Model Peugeot 2008, Peugeot 3008 dan Peugeot 5008 yang dibuat secara lokal telah menjalani pengujian ketahanan dan kualitas yang ketat selama 300.000 kilometer (untuk Peugeot 3008 dan 5008) & 200.000 kilometer (untuk Peugeot 2008) di Malaysia. Tidak hanya kondisi aktual, cuaca khas negara tropis, panas dan lembab termasuk dalam uji cobanya.

“Produksi Peugeot di Malaysia penting bagi kami untuk mengembangkan operasi manufaktur di wilayah ini. Sehingga kami dapat membangun lebih banyak kendaraan dan menawarkan lebih banyak pilihan bagi pelanggan kami,” tukas Christophe Musy.

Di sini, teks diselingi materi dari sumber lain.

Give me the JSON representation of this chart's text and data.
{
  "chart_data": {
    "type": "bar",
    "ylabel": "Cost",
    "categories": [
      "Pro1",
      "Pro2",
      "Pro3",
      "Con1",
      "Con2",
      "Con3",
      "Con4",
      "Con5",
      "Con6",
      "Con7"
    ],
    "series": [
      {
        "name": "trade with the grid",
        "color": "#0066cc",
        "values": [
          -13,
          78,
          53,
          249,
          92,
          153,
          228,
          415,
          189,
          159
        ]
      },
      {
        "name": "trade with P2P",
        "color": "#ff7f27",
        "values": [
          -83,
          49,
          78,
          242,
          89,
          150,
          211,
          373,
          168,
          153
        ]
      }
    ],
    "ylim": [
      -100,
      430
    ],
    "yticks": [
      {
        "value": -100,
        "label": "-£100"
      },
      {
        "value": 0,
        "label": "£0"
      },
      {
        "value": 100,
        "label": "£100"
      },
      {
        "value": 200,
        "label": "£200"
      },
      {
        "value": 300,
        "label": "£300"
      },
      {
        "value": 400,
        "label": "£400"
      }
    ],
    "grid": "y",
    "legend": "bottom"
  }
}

Stellantis mencapai rekor tahun terbaiknya di Asia Tenggara pada tahun 2021. Pertumbuhan yang kuat dengan peningkatan volume penjualan sebesar 34 persen. Stellantis terus memiliki fokus yang tajam pada pertumbuhan, lokalisasi, dan keberlanjutan untuk mendorong kesuksesan di Asia Tenggara pada tahun 2022.


Baca juga: Bedah Suspensi New Peugeot 3008 dan 5008 SUV Active


“Kami mencapai rekor penjualan dan pangsa pasar pada tahun 2021 dan kami sangat yakin bahwa kami akan melihat hasil pemecahan rekor lainnya pada tahun 2022. Lebih banyak pilihan mobil, jaringan yang lebih besar, dan manufaktur yang kuat akan memungkinkan kami membangun bisnis secara berkelanjutan sambil terus memastikan pelanggan adalah pusat dari semua yang kami lakukan,” pungkas Musy.